1Up asked the following question to 17 various Game Developers:
“if you could, at the wave of a magic wand, overcome some technological hurdle in game development, what would it be? And more important, what would it allow you to do that you can’t do today? Ultimately, this is about you making the games you want to make. You can make one wish, or you can make three.”
The ones relating to Maxis caught my eye, as we have Will Wright along with Soren Johnson:
Good pathfinding. It’s surprising. You’d think that pathfinding’s a solved problem, yet even to this day, with incredibly powerful computers and software, pathfinding still ends up being the biggest pain in the ass imaginable. That’s where many, many games have the worst bugs and the biggest frustrations. Aside from that, I think general A.I., which is probably even more solvable than pathfinding.
A self-service digital distribution network. Digital distribution is key to a bright future for PC gaming. First, it tilts the economics strongly in favor of both the developer and — once retail is challenged — the consumer. Further, with services like Steam or TotalGaming, digital rights management is a bonus, not a penalty, as players can download their games to any PC in the world with an Internet connection.

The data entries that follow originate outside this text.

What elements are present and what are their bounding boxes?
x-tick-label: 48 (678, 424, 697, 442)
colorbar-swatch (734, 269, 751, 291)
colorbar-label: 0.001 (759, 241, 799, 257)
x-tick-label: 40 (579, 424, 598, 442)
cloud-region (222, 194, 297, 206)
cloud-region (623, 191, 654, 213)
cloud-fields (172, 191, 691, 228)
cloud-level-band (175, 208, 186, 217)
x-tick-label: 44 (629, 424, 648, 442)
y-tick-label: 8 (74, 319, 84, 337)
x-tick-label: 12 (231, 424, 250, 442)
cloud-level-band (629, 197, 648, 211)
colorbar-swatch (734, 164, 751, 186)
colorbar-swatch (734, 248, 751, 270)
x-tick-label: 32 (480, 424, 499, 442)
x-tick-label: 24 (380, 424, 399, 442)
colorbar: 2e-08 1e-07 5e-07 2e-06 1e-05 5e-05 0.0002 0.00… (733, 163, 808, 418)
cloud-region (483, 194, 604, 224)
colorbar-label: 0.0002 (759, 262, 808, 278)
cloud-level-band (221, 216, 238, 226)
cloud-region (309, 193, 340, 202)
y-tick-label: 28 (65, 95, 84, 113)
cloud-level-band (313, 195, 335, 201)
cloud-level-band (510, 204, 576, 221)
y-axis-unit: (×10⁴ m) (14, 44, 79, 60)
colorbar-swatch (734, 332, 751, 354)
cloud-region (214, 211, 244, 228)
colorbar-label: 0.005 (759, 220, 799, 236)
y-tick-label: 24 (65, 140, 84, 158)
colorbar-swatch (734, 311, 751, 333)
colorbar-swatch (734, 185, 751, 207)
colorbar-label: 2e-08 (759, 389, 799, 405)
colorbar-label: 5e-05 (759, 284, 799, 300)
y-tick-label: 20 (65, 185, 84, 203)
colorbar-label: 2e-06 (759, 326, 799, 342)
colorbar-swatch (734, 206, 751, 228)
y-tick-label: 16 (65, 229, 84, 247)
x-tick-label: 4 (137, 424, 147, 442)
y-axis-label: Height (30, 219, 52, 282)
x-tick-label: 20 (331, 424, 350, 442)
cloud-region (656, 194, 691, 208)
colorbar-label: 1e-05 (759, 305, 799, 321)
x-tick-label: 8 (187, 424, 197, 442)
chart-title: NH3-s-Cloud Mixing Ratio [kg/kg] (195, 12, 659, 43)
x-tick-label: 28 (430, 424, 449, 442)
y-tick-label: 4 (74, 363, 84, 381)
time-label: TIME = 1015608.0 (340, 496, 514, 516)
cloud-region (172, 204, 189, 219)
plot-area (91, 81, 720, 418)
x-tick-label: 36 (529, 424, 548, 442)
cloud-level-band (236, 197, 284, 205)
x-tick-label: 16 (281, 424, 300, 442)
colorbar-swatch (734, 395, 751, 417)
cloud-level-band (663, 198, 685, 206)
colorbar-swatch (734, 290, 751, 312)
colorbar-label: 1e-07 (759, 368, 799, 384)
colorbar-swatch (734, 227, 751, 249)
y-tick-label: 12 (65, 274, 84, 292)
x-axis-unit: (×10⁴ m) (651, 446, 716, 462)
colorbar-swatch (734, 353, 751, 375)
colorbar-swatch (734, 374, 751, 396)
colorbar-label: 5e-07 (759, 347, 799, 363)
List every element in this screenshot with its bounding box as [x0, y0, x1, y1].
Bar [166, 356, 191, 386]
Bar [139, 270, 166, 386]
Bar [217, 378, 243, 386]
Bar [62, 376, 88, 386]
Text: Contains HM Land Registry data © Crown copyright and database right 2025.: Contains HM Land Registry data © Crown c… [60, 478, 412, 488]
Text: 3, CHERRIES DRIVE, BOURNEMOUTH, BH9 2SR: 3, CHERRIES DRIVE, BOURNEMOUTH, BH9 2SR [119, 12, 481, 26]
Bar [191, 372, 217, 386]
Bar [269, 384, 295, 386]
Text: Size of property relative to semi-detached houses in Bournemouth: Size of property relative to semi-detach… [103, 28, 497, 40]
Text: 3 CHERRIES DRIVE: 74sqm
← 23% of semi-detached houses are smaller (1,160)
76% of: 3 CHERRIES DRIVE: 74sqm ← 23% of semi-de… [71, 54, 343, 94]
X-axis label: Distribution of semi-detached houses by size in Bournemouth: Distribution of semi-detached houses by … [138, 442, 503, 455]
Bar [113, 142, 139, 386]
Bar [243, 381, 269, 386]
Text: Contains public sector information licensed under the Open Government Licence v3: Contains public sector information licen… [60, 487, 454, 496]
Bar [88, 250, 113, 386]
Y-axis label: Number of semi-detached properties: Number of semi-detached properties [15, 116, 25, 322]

As for myself, I share my wish with Josh Mosqueira, Design Director for Company of Heroes with a nonintrusive, unhackable copy protection for PC games. He goes on saying that Piracy hurts the PC gaming industry and forces the publishers to add intrusive copy-protection schemes that seem to do more to annoy legitimate buyers than stop people from downloading cracked bit torrents.
If only there was a software that could not be hacked or cracked, no limitations on activations or installations and doesn’t involve installing unknown programs on my computer, I’d support it.